Created 08-03-2016 04:44 PM
So he is definitely correct if you have a single application when you purely look at performance. You essentially get rid of the second kafka overhead.
However there are situations where a second set of queues can be helpful:
You decouple parsing and cleansing from analysis which has big advantages:
- So you can have one parser app and then multiple analytical applications you can start and stop as you please without impacting the other parser and analytical apps.
- You can write simple analytical applications that take a parsed, cleaned subset of data they are interested in so people can consume data they actually want and don't have to worry about the initial parsing/cleansing etc.

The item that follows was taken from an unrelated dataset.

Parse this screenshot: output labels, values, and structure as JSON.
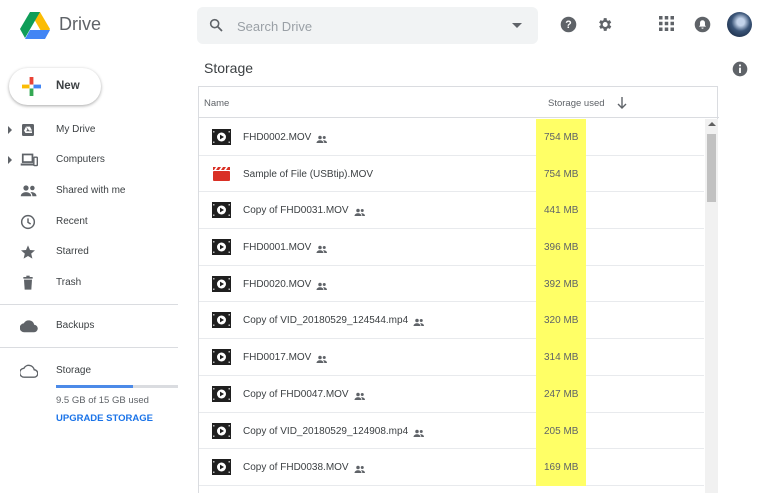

Created 08-03-2016 04:44 PM
So he is definitely correct if you have a single application when you purely look at performance. You essentially get rid of the second kafka overhead.
However there are situations where a second set of queues can be helpful:
You decouple parsing and cleansing from analysis which has big advantages:
- So you can have one parser app and then multiple analytical applications you can start and stop as you please without impacting the other parser and analytical apps.
- You can write simple analytical applications that take a parsed, cleaned subset of data they are interested in so people can consume data they actually want and don't have to worry about the initial parsing/cleansing etc.
Created 08-03-2016 04:51 PM
We have multiple applications which need to chew on the the data, but we also have several processes to normalize data (that have to run based on the source data format). For example, a document feed needs to hit tika, but a news feed does not (RSS content). We also have to process e-mails, and an e-mail could go down the path of needing tika for attachments if they are present. Based on that logic, do you still feel a single queue would work sufficient and have all that decision tree/disassembly in a single spark app for efficiency?
Created 08-04-2016 10:22 AM
Puh I think you need to make that decision yourself. A single big application will always be more efficient i.e. faster. You can also modularize a Spark project so working on a single task doesn't change the code from the others.
However it becomes complex and you as said need to stop/start the application whenever you make a change to any part of it. Also if you use something CPU heavy as Tika the overhead of a separate topic in the middle doesn't sound too big anymore. So I think I would also strive for something like
Input sources -> Parsing, Tika, normalization -> Kafka with a normalized document format ( JSON? ) -> Analytical application.
But its hard to make an intelligent answer from a mile away 🙂 .
Created 08-04-2016 12:18 PM
Thanks, the mile away view was all i needed, but you also put another model into my head about parsing/normalization before even going into kafka.